L'aube pointe à peine dans le ciel. Pourtant, tu es déjà levé, habillé, prêt à partir au travail. Une tasse de café à la main, tu lis ton journal préféré. Au milieu des articles de sports, des affaires de célébrités et des événements politiques, une page attire brusquement ton attention. Il s'agit apparemment d'un extrait provenant d'un singulier journal.
Je ne me souviens pas vraiment de la manière dont cela a débuté. Je veux dire, le commencement de ce cauchemar sans fin qui est devenu mon quotidien, il y a... trois ans ? Quatre ans ? Plus ? J'ai perdu le compte des jours. Je ne peux même plus faire la différence entre le jour et la nuit. Oh, je ne peux pas me plaindre. Contrairement à beaucoup d'autres, je n'ai pas laissé mes instincts me mener à ma perte. J'ai réfléchi, et j'ai survécu. D'autres n'ont pas eu cette chance.

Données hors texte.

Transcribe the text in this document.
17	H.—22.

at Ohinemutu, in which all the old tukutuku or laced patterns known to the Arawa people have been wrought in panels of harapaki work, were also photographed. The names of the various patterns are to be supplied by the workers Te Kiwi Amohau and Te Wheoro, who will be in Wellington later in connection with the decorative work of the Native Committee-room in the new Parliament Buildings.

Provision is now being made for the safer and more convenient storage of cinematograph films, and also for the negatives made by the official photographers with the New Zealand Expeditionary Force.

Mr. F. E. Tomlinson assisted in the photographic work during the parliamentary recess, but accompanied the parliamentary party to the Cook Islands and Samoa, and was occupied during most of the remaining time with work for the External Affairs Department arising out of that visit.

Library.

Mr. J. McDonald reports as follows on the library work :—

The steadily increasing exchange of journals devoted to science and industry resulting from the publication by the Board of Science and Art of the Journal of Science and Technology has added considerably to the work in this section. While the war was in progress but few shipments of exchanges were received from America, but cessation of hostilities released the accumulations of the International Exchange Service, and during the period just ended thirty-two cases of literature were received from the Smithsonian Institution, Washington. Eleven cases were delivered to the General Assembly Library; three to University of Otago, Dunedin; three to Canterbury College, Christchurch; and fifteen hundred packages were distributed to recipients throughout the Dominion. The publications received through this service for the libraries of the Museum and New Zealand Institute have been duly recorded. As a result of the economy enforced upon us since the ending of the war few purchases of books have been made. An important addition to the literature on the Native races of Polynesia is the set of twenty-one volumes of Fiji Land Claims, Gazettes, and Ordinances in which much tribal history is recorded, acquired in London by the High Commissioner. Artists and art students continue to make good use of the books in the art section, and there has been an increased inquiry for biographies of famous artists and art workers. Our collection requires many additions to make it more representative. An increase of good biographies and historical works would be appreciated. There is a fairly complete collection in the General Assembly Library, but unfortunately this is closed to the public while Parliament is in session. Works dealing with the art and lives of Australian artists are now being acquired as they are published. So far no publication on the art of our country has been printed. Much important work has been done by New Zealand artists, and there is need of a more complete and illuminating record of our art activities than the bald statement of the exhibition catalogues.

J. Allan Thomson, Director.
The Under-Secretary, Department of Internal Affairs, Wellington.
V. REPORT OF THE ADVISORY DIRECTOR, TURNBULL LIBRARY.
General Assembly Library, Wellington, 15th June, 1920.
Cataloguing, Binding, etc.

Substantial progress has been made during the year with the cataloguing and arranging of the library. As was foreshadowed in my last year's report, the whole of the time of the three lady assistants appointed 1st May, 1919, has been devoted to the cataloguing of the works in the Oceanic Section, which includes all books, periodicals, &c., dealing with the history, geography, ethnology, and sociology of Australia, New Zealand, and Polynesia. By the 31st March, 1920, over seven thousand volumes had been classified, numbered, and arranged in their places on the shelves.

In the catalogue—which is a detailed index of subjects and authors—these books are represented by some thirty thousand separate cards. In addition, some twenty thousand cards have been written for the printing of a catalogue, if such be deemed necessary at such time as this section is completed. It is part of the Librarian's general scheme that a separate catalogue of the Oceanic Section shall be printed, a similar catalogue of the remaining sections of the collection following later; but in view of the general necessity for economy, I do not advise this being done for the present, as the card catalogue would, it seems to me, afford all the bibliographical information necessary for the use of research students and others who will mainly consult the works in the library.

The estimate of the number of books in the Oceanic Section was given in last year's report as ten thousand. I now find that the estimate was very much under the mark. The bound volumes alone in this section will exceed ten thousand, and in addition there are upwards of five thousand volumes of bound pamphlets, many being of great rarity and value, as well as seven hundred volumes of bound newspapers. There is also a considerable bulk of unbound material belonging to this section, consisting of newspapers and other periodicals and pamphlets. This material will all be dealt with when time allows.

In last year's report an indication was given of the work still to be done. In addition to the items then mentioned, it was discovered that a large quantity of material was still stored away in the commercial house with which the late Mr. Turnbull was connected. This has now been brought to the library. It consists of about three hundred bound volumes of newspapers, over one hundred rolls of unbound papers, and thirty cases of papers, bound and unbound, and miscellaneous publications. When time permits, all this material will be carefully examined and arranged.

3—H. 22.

Mon nom importe peu, dans cette histoire. Tout comme ses protagonistes, ou même le lieu où elle se déroule. Ce qui importe, ce sont les faits. Et c'est ce que je veux que l'on retienne. La folie des êtres vivants, cette lente et suffocante agonie qui est la nôtre, les détails les plus insignifiants comme les plus morbides de mon existence.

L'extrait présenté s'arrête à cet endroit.